Ebenfalls genannt werden Personen, die für den Hamas-Sender Al-Aqsa-TV oder die iranische Tasnim News Agency gearbeitet haben. Natürlich unterliegen Medienschaffende in Diktaturen gewissen Zwängen, ihre Spielräume sind eng. Doch Menschen, die aktiv Terrorpropaganda betrieben haben, statt sich um objektive Berichterstattung über das Geschehen zu bemühen, und die sich lautstark an Dehumanisierung beteiligten, waren nie unsere Kolleg:innen, sie genießen nicht den Schutz der PEN Charta.
Es ist keine Frage: Jedes dieser Todesopfer ist zu betrauern, wie der Tod jedes Unschuldigen in diesem Krieg, in dem auch Israel eine Kriegsführung betreibt, die viel zu vielen Unschuldigen das Leben kostet.
Man muss jedoch fragen: Was heißt es für diejenigen unserer Kollegen, die tatsächlich in den Kriegen dieser Welt unterwegs sind, um uns mit Fakten und Informationen zu versorgen, wenn hier Terrorpropagandisten als unsere und ihre Kollegen genannt werden? Schutz der Pressefreiheit, das heißt immer und überall auch, Journalismus von Propaganda zu unterscheiden.
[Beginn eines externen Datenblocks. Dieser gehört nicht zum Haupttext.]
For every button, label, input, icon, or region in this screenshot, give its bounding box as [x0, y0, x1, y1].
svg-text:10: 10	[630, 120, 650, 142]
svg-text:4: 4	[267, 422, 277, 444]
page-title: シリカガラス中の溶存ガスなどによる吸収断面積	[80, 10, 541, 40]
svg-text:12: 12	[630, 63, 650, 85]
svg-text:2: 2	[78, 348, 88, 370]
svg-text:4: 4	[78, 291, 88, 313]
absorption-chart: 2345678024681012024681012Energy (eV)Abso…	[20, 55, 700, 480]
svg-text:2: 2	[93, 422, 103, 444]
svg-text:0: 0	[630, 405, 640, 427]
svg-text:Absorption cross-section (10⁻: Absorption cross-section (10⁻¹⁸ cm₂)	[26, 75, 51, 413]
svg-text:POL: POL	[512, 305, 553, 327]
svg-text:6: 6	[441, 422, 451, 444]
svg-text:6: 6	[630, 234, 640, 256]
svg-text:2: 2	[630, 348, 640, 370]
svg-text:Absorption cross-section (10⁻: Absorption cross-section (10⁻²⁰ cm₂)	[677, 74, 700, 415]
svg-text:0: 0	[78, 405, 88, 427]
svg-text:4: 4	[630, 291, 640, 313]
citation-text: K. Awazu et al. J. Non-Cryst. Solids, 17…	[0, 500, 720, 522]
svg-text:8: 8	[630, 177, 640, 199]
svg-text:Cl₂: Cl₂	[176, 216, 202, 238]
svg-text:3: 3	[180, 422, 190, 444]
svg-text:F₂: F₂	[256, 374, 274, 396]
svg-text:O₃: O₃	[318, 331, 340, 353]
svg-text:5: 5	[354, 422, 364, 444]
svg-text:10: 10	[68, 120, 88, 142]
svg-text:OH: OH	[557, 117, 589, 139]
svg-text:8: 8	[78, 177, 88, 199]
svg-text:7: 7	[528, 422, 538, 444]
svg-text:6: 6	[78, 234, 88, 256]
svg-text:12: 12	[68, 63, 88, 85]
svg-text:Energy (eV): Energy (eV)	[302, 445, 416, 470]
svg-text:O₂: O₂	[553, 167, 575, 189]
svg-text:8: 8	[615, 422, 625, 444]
Deshalb hatte sich schon zur regulären PEN-Berlin-Mitgliederversammlung eine Gruppe, zu der ich gehörte, zusammengefunden, die einen alternativen Initiativantrag formuliert hat. Wir erreichten, dass über beide Anträge nicht entschieden und eine erneute Mitgliederversammlung angesetzt wurde, die sich ausschließlich mit dem Thema des Schutzes von Journalisten im aktuellen Krieg im Nahen Osten befasste. Diese fand am vergangenen Sonntag statt.
Ein Kompromissvorschlag gewann: Immerhin wird der Terror der Hamas benannt
Dort gab es neben Anträgen der beiden ursprünglichen Gruppen einen Kompromissvorschlag, an dem ich mitgewirkt hatte. Ich hatte diesem bereits zugestimmt, allerdings unter dem Vorbehalt, dass die Opfer, die auch in diesem Antrag unsere Kollegen genannt wurden, noch einmal geprüft würden. Allerdings kam es nicht zu einem gemeinsamen Vorschlag – schon deshalb, weil der Partner von der anderen Gruppe seine Zustimmung zurückzog. Die Prüfung der Namen unterblieb weitgehend, so jedenfalls mein Eindruck.
Angenommen wurde am Ende der Kompromissvorschlag – was gewissermaßen ein Erfolg ist, weil der Terror der Hamas darin explizit verurteilt wird und als Kriegsursache benannt ist. Weiterhin werden dort aber Terrorpropagandisten als unsere Kollegen bezeichnet, was sie nie waren und nicht sein konnten. Im Interesse aller Journalisten, die für freie Berichterstattung ihr Leben riskieren und sterben, halten wir es für unsere Pflicht, darauf öffentlich hinzuweisen.
Am Ende ist dann noch etwas sehr Wichtiges passiert: Unser Resolutionsentwurf zum Schicksal von Oded Lifshitz, einem 84-jährigen israelischen Journalisten, der am 7. Oktober 2023 von den Terroristen aus seinem Kibbuz entführt wurde und von dem seit Monaten jedes Lebenszeichen fehlt, wurde mit 92 Prozent der noch anwesenden Mitglieder angenommen. Ein Hoffnungszeichen für den PEN Berlin.